Figure 12. Claude Monet, La Japonaise (Camille Monet in Japanese Costume), 1876 (Image source: Museum of Fine Arts Boston, Public Domain).
A painting of a pond with water lillies and a wooden bridge crossing the pond.
Figure 13. Claude Monet, French – The Japanese Footbridge and the Water Lily Pool, Giverny (Image source: Wikimedia Commons. Public Domain).

Vincent van Gogh and woodblock color palettes

Portrait of Père Tanguy by Vincent van Gogh, an example of Ukiyo-e influence in Western art (1887) Vincent van Gogh began his deep interest in Japanese prints when he discovered illustrations by Félix Régamey featured in The Illustrated London News and Le Monde Illustré. Régamey created woodblock prints, followed Japanese techniques, and often depicted scenes of Japanese life. Van Gogh used Régamey as a reliable source for the artistic practices and everyday life scenes of the Japanese. Beginning in 1885, van Gogh switched from collecting magazine illustrations, such as Régamey, to collection ukiyo-e prints that could be bought in small Parisian shops. Van Gogh shared these prints with his contemporaries and organized a Japanese print exhibition in Paris in 1887. Van Gogh’s Portrait of Pere Tanguy (1887) is a portrait of his color merchant, Julien Tanguy. Van Gogh created two versions of this portrait, which both feature a backdrop of Japanese prints. Many of the prints behind Tanguy can be identified, with artists such as Hiroshige and Kunisada featured. Van Gogh filled the portrait with vibrant colors. He believed that buyers were no longer interested in grey-toned Dutch paintings, rather paintings with many colors were seen as modern and were sought after. He was inspired by Japanese woodblock prints and their colorful palettes.
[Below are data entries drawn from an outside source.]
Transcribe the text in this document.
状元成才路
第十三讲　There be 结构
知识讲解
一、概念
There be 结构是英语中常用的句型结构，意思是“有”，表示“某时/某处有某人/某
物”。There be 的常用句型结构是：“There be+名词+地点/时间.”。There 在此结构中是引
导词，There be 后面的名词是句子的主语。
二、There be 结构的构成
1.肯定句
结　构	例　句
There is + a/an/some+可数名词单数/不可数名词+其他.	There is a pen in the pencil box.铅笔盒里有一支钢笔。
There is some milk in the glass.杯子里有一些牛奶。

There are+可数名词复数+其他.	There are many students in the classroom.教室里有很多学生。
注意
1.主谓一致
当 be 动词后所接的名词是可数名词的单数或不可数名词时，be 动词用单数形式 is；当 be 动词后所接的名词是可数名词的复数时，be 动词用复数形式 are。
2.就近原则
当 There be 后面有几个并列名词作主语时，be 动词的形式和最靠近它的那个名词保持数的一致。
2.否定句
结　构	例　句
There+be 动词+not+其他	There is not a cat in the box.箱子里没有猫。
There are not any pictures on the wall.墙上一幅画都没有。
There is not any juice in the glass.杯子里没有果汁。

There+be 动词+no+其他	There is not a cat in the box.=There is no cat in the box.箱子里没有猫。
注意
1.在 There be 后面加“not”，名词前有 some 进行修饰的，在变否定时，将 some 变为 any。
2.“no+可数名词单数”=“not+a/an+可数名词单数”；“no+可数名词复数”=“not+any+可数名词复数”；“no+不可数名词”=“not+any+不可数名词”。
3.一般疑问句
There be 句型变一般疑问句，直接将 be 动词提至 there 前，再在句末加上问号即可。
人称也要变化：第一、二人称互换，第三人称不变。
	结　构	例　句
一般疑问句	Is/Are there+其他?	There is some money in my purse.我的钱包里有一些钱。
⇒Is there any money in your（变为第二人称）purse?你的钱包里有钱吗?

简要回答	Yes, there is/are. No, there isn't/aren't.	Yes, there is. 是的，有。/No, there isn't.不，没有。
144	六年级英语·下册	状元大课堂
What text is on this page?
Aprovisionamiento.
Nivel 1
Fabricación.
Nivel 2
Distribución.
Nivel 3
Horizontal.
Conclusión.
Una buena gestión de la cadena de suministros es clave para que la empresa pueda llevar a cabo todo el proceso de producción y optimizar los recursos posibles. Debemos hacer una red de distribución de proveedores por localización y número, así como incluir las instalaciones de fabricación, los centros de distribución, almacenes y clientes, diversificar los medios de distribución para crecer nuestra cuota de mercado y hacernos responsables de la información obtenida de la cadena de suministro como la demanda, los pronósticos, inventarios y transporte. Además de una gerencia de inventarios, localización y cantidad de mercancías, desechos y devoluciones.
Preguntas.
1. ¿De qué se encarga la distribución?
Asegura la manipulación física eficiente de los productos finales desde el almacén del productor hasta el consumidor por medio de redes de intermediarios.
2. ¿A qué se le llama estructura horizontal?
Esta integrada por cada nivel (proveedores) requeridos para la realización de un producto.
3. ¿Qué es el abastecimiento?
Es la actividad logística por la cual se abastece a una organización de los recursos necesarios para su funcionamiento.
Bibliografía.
Van Gogh included into his own works the vibrancy of color in the foreground and the background of paintings that he observed in Japanese woodblock prints and made use of light to clarify.
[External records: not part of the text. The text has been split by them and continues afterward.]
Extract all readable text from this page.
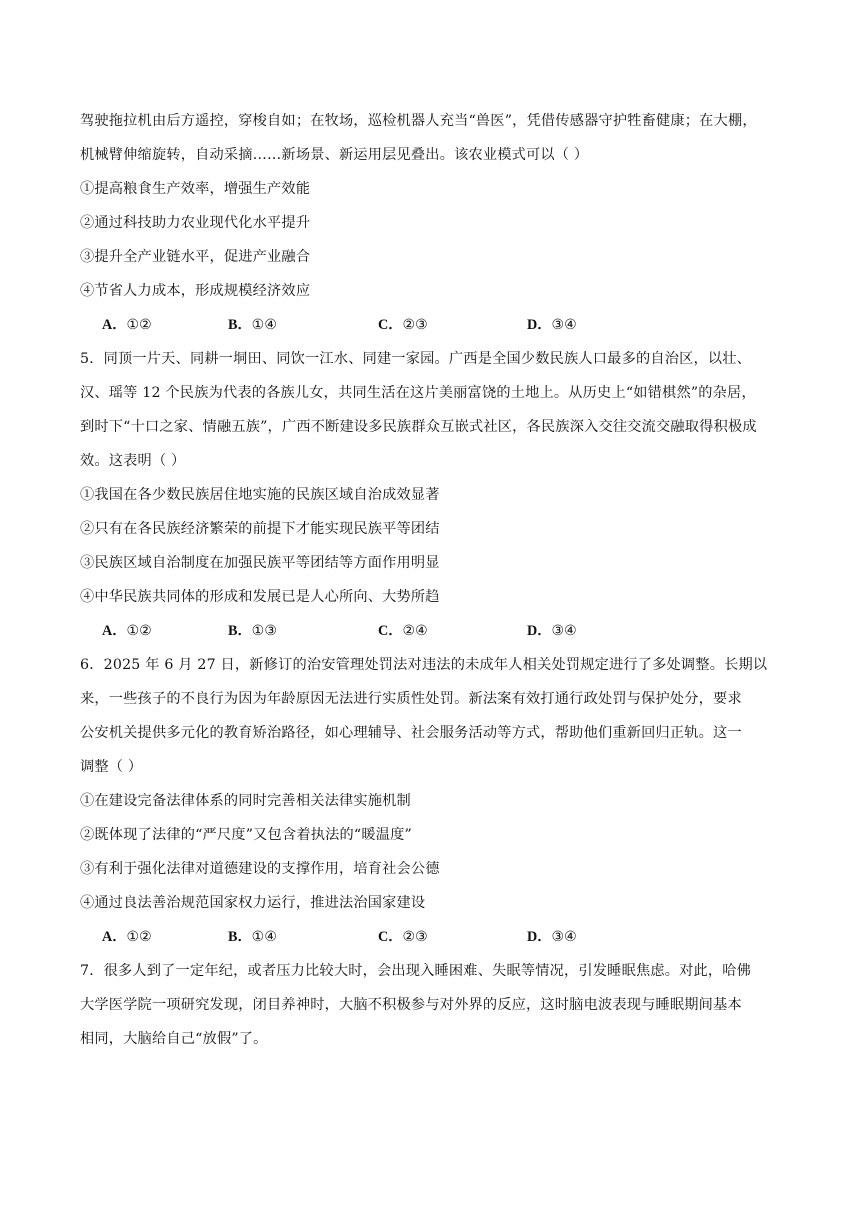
驾驶拖拉机由后方遥控，穿梭自如；在牧场，巡检机器人充当“兽医”，凭借传感器守护牲畜健康；在大棚，
机械臂伸缩旋转，自动采摘……新场景、新运用层见叠出。该农业模式可以（ ）
①提高粮食生产效率，增强生产效能
②通过科技助力农业现代化水平提升
③提升全产业链水平，促进产业融合
④节省人力成本，形成规模经济效应
A．①②	B．①④	C．②③	D．③④
5．同顶一片天、同耕一垌田、同饮一江水、同建一家园。广西是全国少数民族人口最多的自治区，以壮、
汉、瑶等 12 个民族为代表的各族儿女，共同生活在这片美丽富饶的土地上。从历史上“如错棋然”的杂居，
到时下“十口之家、情融五族”，广西不断建设多民族群众互嵌式社区，各民族深入交往交流交融取得积极成
效。这表明（ ）
①我国在各少数民族居住地实施的民族区域自治成效显著
②只有在各民族经济繁荣的前提下才能实现民族平等团结
③民族区域自治制度在加强民族平等团结等方面作用明显
④中华民族共同体的形成和发展已是人心所向、大势所趋
A．①②	B．①③	C．②④	D．③④
6．2025 年 6 月 27 日，新修订的治安管理处罚法对违法的未成年人相关处罚规定进行了多处调整。长期以
来，一些孩子的不良行为因为年龄原因无法进行实质性处罚。新法案有效打通行政处罚与保护处分，要求
公安机关提供多元化的教育矫治路径，如心理辅导、社会服务活动等方式，帮助他们重新回归正轨。这一
调整（ ）
①在建设完备法律体系的同时完善相关法律实施机制
②既体现了法律的“严尺度”又包含着执法的“暖温度”
③有利于强化法律对道德建设的支撑作用，培育社会公德
④通过良法善治规范国家权力运行，推进法治国家建设
A．①②	B．①④	C．②③	D．③④
7．很多人到了一定年纪，或者压力比较大时，会出现入睡困难、失眠等情况，引发睡眠焦虑。对此，哈佛
大学医学院一项研究发现，闭目养神时，大脑不积极参与对外界的反应，这时脑电波表现与睡眠期间基本
相同，大脑给自己“放假”了。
A Van Gogh painting with japanese prints in the background.
Figure 14. Portrait of Père Tanguy by Vincent van Gogh, an example of Ukiyo-e influence in Western art (1887) (Image source: Wikimedia Commons. Public Domain).
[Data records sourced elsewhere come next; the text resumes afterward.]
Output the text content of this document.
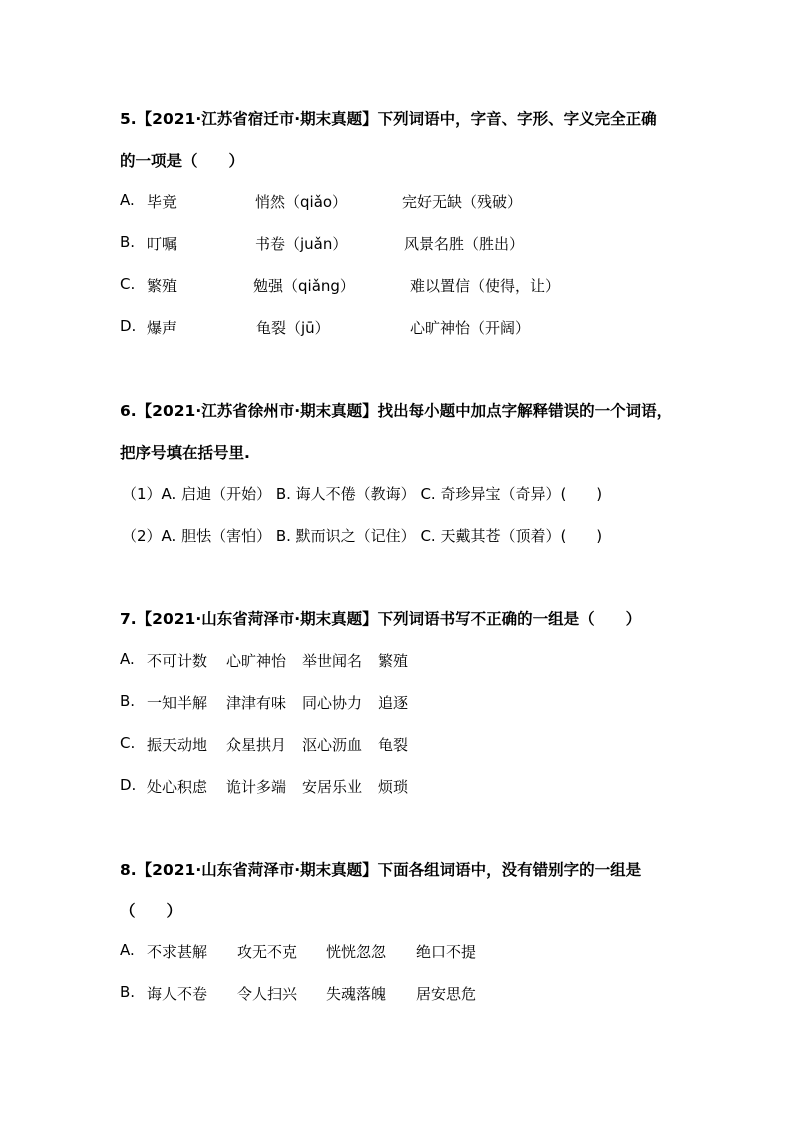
5.【2021·江苏省宿迁市·期末真题】下列词语中，字音、字形、字义完全正确
的一项是（　　）
A. 毕竟	悄然（qiǎo）	完好无缺（残破）
B. 叮嘱	书卷（juǎn）	风景名胜（胜出）
C. 繁殖	勉强（qiǎng）	难以置信（使得，让）
D. 爆声	龟裂（jū）	心旷神怡（开阔）
6.【2021·江苏省徐州市·期末真题】找出每小题中加点字解释错误的一个词语，
把序号填在括号里.
（1）A. 启迪（开始） B. 诲人不倦（教诲） C. 奇珍异宝（奇异）(　　)
（2）A. 胆怯（害怕） B. 默而识之（记住） C. 天戴其苍（顶着）(　　)
7.【2021·山东省菏泽市·期末真题】下列词语书写不正确的一组是（　　）
A. 不可计数 心旷神怡 举世闻名 繁殖
B. 一知半解 津津有味 同心协力 追逐
C. 振天动地 众星拱月 沤心沥血 龟裂
D. 处心积虑 诡计多端 安居乐业 烦琐
8.【2021·山东省菏泽市·期末真题】下面各组词语中，没有错别字的一组是
（　　）
A. 不求甚解 攻无不克 恍恍忽忽 绝口不提
B. 诲人不卷 令人扫兴 失魂落魄 居安思危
James McNeill Whistler and British Japonism

Japanese art was exhibited in Britain beginning in the early 1850s. These exhibitions featured a variation of Japanese objects, including maps, letters, textiles and objects from everyday life. These exhibitions served as a source of national pride for Britain and served to create a separate Japanese identity apart from the generalized “orient” cultural identity. James Abbott McNeill Whistler was an American artist who worked primarily in Britain. During the late 19th century, Whistler began to reject the Realist style of painting that his contemporaries favored. Instead, Whistler found simplicity and technicality in the Japanese aesthetic. Rather than copying specific Japanese artists and artworks, Whistler was influence by general Japanese methods of articulation and composition which he integrated into his works. Therefore, Whistler refrained from depicting Japanese objects in his paintings; instead, he used compositional aspects to infuse a sense of exoticism. Whistler’s Nocturne in Blue and Gold: Old Battersea Bridge, displayed his interest in asymmetrical compositions and dramatic uses of foreshortening. This composition style would not be popular among his contemporaries for another ten years, however it was a characteristic of earlier Ukiyo-e art.

A painting of a bridge.
Figure 15. Nocturne in Blue and Gold: Old Battersea Bridge (Image source: Wikimedia Commons. Public Domain).

 

Gustav Klimt

The most well-known japonism painting of Gustav Klimt is The Second Portrait of Adele Bloch-Bauer. Klimt was influenced by the Norwegian fauvist Edvard Munch in his later paintings.

A painting of a lady wearing a hat in a dress.
Figure 16. Gustav Klimt, The Second Portrait of Adele Bloch-Bauer (Image source: Wikimedia Commons. Public Domain).